La lettre T
La fréquence de cette lettre était de 7,3 % en 1947
;
elle est de 7 % en 2000. Elle était en cinquième
position, elle recule à la sixième,
dépassée par le i. C'est la troisième consonne
fréquente, juste après le s, le n et avant le r. Cette
forte présence s'explique par son rôle grammatical
dans les désinences verbales, les formations de diminutifs, les
suffixes abstraits.
Histoire
La
lettre phénicienne tau signifiait « marque, signe
» et elle représentait une croix ×, ou + en
protosinaïque . Elle prend la forme d'un T en grec, puis en
étrusque, et elle ne change plus guère.
Toutefois,
il existait une autre lettre t, le thêta. L'origine du
signe têt en phénicien est inconnue. On peut y voir une
variante du signe précédent : le têt
représentait une croix inscrite dans un cercle. Elle ne figure
pas en protosinaïque. Les deux phonèmes sont voisins, l'un
étant marqué par son aspiration.
Le thêta grec devient Θ en grec. La croix est simplifiée,
elle deviendra une barre médiane dans l'écriture cursive
θ.
Le thêta passe en étrusque, il se simplifiera avec un
point central comme en ombrien, mais il adopte aussi la forme de la
croix en cercle dans l'alphabet de Novilara ou l'alphabet
picénien.
Le thêta n'était d'aucune utilité en latin qui ne
connaissait pas l'aspiration. Le thêta servira donc à
écrire des chiffres comme les autres lettres grecques
superflues, le phi et le psi. Il se simplifie ensuite en C et il note
alors le nombre cent.
Toutefois, le latin emprunte ensuite des mots au grec et il se sert
alors d'une lettre conservée pour des raisons
étymologiques, mais qui ne notait plus de consonne comme en
phénicien ou de voyelle comme en grec, l'êta H. Ce sera
donc la première lettre diacritique en latin et elle entrera
dans les combinaisons ch pour chi X (le xi Ξ étant noté
x), ph pour phi Φ
(la lettre grecque donnant le nombre M, mille) et th pour thêta.

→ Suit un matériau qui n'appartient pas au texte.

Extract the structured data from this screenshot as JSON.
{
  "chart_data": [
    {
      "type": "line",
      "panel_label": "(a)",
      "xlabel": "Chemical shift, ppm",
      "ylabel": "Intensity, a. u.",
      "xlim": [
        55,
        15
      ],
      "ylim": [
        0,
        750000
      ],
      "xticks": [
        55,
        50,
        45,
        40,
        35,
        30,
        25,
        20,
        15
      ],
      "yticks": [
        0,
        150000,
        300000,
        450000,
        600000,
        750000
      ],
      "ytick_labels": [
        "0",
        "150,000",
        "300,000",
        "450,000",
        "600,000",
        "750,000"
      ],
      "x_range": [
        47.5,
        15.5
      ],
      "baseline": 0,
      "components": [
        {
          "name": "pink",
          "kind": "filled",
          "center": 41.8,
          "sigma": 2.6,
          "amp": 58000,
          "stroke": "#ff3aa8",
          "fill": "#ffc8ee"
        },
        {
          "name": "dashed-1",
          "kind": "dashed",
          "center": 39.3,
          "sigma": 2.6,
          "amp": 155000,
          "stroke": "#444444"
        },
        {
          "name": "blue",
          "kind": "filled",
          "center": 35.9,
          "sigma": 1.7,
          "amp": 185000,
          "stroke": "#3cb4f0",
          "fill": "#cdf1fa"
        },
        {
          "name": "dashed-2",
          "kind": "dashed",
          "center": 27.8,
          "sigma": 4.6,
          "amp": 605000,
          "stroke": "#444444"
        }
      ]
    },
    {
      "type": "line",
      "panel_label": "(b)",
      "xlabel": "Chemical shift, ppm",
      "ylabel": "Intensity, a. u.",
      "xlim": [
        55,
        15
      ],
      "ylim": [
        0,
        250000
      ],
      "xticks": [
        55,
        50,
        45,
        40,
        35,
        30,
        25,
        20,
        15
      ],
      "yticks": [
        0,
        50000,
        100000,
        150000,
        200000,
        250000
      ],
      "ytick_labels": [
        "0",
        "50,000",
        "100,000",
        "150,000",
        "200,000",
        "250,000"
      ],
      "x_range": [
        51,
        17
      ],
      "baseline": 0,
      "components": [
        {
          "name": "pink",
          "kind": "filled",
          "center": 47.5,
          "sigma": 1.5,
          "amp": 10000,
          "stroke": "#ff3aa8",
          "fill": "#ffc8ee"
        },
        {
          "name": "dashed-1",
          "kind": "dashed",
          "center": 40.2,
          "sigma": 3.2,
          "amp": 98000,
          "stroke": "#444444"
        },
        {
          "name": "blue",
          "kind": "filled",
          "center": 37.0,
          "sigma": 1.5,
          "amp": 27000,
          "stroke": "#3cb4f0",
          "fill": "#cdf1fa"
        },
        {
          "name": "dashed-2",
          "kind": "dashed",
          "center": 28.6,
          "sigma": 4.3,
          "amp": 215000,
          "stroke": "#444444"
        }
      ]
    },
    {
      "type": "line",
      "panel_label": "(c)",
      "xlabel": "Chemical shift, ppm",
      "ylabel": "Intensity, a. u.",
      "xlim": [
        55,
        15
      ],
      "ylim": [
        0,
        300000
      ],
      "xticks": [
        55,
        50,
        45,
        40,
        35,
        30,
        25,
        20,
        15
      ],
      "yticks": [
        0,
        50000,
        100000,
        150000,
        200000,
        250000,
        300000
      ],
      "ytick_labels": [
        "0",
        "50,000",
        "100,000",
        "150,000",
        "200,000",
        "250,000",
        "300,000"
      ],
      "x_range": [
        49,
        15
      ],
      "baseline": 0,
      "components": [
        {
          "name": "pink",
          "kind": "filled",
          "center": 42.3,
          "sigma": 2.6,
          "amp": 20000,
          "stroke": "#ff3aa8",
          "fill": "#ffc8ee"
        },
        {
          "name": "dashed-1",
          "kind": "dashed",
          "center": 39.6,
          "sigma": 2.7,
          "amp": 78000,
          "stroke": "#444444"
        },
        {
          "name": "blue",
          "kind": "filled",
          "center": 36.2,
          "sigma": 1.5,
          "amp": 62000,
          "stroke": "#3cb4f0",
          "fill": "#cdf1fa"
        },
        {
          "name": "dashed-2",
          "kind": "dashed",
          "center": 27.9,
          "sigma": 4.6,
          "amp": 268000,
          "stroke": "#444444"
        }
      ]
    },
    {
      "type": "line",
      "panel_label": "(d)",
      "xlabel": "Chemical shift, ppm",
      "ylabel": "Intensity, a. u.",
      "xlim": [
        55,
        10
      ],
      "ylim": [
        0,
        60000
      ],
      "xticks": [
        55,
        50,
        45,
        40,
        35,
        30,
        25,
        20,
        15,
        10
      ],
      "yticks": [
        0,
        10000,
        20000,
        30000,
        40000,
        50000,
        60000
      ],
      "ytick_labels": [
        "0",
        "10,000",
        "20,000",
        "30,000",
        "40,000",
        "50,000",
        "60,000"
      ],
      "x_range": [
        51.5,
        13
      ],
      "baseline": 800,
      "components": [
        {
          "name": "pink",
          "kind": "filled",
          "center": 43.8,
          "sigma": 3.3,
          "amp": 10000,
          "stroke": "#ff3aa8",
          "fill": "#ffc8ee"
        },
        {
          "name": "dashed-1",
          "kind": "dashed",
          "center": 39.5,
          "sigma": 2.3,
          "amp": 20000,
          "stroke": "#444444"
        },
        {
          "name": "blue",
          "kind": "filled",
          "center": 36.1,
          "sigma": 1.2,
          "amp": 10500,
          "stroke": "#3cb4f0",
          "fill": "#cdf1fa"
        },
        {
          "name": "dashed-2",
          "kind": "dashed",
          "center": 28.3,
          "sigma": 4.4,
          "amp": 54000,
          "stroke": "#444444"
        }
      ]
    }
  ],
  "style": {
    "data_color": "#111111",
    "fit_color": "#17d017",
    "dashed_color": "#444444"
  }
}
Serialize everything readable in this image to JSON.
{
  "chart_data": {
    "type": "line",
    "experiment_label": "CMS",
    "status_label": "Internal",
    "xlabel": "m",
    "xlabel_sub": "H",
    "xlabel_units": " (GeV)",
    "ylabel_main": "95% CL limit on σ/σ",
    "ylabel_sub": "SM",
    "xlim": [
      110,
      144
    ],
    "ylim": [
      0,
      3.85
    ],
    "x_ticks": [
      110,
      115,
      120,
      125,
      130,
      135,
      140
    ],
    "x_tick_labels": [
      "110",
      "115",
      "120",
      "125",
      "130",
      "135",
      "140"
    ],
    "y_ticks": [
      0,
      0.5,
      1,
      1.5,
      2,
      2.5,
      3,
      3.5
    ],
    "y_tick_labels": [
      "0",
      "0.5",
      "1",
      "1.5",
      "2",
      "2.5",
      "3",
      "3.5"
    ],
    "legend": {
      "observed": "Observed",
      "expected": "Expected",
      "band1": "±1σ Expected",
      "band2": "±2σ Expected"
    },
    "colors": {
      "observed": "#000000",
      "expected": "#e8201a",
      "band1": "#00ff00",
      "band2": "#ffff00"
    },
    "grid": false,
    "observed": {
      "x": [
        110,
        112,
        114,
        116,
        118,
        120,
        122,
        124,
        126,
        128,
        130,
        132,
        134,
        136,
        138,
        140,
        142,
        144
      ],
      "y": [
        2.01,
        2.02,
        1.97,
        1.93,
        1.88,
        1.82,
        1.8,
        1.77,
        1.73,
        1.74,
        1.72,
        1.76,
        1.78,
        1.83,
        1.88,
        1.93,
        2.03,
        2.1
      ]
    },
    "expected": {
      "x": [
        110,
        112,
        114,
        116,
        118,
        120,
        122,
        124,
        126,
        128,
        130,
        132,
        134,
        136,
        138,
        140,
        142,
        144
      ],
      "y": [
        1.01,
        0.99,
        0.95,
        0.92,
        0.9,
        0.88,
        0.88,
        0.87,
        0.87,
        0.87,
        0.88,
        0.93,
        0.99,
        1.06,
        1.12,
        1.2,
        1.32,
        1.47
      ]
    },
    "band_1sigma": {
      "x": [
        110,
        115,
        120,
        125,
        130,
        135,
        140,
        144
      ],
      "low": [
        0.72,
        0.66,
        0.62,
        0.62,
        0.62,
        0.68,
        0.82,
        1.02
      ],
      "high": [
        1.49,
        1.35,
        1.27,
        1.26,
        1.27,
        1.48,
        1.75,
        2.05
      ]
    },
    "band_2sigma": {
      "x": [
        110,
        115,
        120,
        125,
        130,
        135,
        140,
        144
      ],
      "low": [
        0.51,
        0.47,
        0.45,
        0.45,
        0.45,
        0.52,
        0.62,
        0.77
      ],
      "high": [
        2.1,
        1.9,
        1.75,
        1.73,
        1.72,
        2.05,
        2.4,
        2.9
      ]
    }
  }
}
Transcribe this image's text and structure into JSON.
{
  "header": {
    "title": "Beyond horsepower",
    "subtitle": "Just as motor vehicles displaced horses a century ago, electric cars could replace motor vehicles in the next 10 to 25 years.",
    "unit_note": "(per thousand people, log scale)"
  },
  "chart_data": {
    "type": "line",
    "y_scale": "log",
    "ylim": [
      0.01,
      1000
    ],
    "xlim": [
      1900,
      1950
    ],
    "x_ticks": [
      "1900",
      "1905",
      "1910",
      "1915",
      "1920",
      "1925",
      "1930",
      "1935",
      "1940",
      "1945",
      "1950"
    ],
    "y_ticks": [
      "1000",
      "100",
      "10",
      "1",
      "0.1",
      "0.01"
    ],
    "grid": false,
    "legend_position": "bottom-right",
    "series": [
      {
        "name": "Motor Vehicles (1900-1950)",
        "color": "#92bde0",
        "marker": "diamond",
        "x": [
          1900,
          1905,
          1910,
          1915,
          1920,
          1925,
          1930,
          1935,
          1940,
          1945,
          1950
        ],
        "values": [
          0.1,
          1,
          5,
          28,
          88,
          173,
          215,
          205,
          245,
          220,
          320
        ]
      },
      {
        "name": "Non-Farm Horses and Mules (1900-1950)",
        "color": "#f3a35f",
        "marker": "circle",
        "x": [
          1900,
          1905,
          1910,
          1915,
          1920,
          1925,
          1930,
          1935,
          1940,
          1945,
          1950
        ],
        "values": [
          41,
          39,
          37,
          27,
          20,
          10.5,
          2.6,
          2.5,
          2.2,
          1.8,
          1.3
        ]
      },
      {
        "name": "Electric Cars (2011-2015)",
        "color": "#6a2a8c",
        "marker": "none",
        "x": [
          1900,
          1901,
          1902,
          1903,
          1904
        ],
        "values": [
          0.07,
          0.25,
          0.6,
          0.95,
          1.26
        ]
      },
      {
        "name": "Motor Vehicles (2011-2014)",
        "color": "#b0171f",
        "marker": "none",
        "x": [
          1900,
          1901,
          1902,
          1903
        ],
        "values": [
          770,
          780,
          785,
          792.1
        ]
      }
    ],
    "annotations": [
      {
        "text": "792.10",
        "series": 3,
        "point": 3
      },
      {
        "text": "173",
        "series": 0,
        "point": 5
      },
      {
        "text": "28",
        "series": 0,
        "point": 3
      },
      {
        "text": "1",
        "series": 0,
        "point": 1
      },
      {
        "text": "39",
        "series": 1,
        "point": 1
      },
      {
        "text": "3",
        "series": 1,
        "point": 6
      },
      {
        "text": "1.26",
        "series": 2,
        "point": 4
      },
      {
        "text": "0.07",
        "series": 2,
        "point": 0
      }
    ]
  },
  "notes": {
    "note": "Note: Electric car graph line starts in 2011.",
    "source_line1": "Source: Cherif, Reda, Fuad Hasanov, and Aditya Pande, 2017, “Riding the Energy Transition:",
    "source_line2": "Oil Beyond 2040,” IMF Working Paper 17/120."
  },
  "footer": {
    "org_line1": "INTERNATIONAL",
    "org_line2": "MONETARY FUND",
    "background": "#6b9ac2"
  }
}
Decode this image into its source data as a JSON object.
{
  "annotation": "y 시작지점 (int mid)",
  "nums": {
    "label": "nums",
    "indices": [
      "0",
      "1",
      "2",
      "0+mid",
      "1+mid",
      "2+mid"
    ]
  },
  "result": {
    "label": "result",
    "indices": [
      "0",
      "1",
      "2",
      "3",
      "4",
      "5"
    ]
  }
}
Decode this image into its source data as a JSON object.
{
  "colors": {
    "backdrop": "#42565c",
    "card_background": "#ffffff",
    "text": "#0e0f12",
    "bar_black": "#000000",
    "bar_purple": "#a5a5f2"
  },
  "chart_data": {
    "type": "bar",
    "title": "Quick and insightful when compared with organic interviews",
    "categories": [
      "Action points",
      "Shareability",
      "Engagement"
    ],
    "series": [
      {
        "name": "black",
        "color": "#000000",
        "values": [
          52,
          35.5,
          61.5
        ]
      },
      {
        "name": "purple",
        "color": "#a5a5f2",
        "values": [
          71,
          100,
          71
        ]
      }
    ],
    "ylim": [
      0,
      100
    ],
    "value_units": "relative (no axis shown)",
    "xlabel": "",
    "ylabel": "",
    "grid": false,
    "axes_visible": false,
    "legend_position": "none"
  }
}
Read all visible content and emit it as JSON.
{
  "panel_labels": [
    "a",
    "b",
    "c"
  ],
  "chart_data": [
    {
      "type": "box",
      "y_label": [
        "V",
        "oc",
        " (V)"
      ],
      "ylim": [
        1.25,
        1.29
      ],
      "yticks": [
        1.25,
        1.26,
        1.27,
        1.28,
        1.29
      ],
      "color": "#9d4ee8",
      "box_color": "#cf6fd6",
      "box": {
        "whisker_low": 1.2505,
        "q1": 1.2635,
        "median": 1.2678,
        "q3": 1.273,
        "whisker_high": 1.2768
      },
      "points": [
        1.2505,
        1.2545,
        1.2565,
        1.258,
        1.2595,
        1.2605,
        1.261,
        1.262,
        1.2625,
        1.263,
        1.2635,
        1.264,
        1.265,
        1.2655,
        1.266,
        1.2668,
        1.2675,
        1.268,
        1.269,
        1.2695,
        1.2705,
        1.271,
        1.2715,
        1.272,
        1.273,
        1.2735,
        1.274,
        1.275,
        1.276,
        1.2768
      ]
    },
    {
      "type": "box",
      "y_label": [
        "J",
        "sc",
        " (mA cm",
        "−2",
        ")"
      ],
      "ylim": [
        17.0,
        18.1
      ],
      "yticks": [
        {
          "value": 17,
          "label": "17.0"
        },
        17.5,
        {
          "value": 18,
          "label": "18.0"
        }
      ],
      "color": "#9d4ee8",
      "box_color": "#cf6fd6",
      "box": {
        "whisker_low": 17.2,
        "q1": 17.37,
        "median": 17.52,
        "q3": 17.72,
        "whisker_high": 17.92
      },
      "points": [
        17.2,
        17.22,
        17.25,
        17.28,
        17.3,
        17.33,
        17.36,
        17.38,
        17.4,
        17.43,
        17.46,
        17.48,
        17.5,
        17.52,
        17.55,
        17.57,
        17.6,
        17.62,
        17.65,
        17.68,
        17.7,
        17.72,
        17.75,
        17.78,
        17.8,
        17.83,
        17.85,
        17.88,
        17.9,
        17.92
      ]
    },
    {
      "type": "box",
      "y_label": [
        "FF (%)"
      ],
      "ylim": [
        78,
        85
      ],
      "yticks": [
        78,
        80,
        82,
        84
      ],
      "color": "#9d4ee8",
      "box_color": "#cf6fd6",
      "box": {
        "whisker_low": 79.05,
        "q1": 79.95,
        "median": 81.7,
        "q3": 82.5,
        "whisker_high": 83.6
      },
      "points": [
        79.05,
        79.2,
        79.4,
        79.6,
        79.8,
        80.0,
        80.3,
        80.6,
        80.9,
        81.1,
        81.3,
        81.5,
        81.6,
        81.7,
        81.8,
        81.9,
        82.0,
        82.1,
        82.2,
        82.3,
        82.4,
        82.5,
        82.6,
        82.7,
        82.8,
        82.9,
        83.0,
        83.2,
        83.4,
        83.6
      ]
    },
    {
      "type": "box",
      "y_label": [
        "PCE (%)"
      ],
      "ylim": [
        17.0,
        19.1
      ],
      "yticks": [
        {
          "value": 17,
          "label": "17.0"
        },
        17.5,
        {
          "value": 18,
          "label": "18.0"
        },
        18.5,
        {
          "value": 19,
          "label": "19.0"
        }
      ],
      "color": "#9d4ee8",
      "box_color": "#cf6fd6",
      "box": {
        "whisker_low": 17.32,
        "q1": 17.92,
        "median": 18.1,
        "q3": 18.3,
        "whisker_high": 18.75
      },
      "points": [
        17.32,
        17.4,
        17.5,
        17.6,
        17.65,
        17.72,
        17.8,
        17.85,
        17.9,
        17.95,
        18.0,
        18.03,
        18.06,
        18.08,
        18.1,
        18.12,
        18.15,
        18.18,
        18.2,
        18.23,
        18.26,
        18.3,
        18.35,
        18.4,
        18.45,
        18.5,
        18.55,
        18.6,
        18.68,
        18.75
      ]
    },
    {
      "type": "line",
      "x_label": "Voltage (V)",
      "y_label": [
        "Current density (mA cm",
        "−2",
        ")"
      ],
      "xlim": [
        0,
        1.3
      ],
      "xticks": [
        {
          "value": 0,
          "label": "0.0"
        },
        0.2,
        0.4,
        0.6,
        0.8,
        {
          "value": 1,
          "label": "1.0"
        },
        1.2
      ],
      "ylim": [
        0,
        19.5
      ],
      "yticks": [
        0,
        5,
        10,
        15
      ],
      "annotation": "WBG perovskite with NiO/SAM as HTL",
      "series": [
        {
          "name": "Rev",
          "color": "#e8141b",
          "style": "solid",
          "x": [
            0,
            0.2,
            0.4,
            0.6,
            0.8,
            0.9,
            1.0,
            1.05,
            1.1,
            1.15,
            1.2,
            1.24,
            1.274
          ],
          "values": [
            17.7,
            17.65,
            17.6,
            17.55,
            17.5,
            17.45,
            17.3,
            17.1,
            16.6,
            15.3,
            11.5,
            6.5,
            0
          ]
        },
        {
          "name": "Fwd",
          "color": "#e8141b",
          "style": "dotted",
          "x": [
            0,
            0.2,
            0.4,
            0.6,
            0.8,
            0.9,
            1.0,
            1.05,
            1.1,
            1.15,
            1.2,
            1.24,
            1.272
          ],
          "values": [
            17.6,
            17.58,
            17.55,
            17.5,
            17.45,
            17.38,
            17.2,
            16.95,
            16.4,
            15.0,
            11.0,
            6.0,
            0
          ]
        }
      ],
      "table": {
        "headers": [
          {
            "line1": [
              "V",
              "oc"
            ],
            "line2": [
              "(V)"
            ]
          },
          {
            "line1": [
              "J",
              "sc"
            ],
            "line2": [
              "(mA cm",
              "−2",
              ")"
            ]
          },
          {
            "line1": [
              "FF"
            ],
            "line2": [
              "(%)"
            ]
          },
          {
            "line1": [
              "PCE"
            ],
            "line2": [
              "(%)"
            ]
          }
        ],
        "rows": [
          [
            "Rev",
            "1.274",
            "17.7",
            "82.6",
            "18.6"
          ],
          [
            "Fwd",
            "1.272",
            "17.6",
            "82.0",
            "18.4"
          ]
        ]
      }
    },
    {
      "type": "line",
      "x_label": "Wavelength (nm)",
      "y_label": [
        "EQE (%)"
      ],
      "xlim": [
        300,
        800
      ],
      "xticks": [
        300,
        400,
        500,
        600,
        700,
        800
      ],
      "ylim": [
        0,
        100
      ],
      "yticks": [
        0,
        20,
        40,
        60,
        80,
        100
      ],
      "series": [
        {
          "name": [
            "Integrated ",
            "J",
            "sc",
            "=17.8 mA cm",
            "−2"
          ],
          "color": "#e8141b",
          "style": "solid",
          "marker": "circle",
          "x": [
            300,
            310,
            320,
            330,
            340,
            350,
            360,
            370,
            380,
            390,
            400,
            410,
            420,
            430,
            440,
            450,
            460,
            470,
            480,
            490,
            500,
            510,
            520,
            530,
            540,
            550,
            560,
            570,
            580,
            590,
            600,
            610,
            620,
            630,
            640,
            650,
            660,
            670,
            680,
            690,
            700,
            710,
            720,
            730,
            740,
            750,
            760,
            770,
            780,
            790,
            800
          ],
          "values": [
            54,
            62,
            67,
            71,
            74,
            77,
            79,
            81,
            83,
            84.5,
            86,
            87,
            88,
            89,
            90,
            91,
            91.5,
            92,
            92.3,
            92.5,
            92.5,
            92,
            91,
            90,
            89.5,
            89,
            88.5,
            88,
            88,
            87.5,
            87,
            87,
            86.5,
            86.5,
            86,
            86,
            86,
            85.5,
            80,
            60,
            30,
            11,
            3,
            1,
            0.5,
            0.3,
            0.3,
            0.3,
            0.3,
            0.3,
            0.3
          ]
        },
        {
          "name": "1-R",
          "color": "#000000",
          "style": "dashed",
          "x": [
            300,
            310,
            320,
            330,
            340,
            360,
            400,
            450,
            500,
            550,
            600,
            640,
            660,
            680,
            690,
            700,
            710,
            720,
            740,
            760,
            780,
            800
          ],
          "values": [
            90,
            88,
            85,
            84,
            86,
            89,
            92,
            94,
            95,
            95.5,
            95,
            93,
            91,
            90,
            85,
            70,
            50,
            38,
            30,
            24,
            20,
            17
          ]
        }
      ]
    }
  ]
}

Le rôle diacritique de l'êta sera étendu en grec par
la naissance des accents grave et aigu, puis dans les langues
occidentales avec d'autres combinaisons (sh, sch, xh, lh, nh, dh, wh).
Le vieil anglais a d'abord
employé deux lettres particulières. Le thorn Þ,
þ est tiré d'une rune qui a sans doute comme origine le
phi grec. Le eth (edh en islandais) Ð, ð, est une modification
du D issu de delta ; on lui a adjoint une barre comme auparavant pour
le G issu de C. Mais cette origine est peu sûre et la lettre peut
remonter à l'ajout d'un punctum delens au D comme en irlandais.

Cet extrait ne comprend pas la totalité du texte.